Paralelamente, a cooperação estratégica com a Rússia era vista como sinônimo de prolongamento do autoritarismo e do sistema arcaico que as governava. Mas é certo afirmar que, nos dias de hoje, esse regime é aplicável aos processos políticos pós-soviéticos?

As prioridades de política externa e a escolha de valores são geralmente baseadas na ideia de que a diplomacia dos principais atores internacionais se constrói sobre princípios ideológicos. Não há dúvidas de que na retórica dos EUA e da Europa o mercado e a democracia ocupam o lugar principal, enquanto os políticos russos preferem falar de estabilidade, conservadorismo do direito internacional e primazia da soberania nacional sobre a interferência externa. Mas, na prática, a retórica e os interesses nacionais nem sempre se cruzam.

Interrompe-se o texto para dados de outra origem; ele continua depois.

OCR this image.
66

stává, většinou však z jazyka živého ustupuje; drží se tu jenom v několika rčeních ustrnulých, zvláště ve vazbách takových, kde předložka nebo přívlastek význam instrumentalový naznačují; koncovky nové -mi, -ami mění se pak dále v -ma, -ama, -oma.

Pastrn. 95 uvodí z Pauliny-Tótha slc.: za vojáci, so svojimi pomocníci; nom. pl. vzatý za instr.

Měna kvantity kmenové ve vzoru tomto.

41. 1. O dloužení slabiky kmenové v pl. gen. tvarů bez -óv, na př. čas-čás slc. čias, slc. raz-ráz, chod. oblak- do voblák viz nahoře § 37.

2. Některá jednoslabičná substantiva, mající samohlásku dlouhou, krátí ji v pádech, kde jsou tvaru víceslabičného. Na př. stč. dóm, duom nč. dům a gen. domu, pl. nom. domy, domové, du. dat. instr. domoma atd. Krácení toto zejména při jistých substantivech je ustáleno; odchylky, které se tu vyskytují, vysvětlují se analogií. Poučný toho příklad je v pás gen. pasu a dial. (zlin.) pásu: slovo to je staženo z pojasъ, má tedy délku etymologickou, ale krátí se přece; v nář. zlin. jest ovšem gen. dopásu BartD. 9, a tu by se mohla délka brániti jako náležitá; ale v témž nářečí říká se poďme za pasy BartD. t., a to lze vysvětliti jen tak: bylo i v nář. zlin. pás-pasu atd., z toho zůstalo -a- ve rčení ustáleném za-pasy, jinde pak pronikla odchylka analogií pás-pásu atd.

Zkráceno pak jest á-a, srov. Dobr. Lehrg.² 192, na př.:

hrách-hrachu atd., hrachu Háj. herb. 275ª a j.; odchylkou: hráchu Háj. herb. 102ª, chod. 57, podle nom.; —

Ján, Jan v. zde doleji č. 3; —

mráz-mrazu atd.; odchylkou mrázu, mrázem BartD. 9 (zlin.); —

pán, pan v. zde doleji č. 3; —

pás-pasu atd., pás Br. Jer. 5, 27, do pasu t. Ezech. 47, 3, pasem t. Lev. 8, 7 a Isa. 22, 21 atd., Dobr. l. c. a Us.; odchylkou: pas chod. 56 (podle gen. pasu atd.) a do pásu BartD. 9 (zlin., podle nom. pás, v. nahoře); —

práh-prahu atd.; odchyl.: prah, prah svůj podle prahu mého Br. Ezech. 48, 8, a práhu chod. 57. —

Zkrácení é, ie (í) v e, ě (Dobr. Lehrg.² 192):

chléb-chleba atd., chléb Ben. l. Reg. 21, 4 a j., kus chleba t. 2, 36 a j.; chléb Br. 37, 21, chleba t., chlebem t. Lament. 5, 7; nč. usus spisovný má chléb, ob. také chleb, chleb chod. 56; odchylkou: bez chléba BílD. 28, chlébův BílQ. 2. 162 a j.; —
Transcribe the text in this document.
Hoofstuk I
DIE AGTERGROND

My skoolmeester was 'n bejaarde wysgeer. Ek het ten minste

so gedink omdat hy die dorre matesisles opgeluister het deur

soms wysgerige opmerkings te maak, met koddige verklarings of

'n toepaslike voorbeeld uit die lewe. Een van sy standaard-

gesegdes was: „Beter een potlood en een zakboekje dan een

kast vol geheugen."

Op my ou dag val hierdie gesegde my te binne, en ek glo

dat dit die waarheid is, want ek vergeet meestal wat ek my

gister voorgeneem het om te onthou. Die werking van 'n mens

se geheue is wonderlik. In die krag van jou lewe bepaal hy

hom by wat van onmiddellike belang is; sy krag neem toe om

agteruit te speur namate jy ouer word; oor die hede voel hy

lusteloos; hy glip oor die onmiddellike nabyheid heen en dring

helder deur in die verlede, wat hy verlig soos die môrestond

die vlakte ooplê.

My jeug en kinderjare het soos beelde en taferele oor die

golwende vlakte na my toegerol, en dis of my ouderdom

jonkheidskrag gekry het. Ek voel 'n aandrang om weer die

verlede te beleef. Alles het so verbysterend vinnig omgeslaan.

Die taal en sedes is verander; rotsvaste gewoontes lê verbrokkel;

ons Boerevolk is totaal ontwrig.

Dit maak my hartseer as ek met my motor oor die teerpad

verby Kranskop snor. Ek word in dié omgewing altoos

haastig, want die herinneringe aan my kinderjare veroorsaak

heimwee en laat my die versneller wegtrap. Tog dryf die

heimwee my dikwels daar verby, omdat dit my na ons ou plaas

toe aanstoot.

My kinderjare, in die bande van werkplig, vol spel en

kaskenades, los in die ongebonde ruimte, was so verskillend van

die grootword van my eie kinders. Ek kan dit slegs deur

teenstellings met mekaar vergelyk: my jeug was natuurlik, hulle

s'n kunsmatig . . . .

O “contrato do século”, assinado entre o Azerbaijão e as grandes empresas petrolíferas ocidentais em 1994, tal como a participação deste país do Cáspio em projetos energéticos apoiados pelo Ocidente, do tipo Baku-Tbilisi-Ceyhan, não o tornaram líder em termos de valores democráticos. Aliás, este é o único país entre as ex-repúblicas soviéticas onde o poder passou de pai para filho. Por outro lado, o Azerbaijão nunca fez parte da OTSC e não pretende aderir à União Aduaneira.

No mesmo grupo pode também ser incluído o Uzbequistão, cujo presidente, Islam Karimov, governa sozinho o país sozinho há 22 anos. O autoritarismo não impediu Tachkent de ser considerado uma “parceira valiosa da Otan” no âmbito da operação no Afeganistão. Aliás, no ano passado, a república suspendeu a sua participação na OTSC e, tal como o Azerbaijão, não faz intenção de se juntar à União Aduaneira.

Durante muito tempo, a mídia ocidental apresentou a Geórgia como o “farol da democracia”. No entanto, após as polêmicas dispersões das manifestações em Tbilisi em 2007 e 2011, bem como com a publicação de materiais sobre a violência no sistema prisional do país, a imagem de Mikheil Saakashvili como um democrata avançado da antiga União Soviética, despencou. Por sinal,  Geórgia não tem relações diplomáticas com a Rússia desde 2008 e, mesmo antes disso, Tbilisi era um dos parceiros mais problemáticos de Moscou.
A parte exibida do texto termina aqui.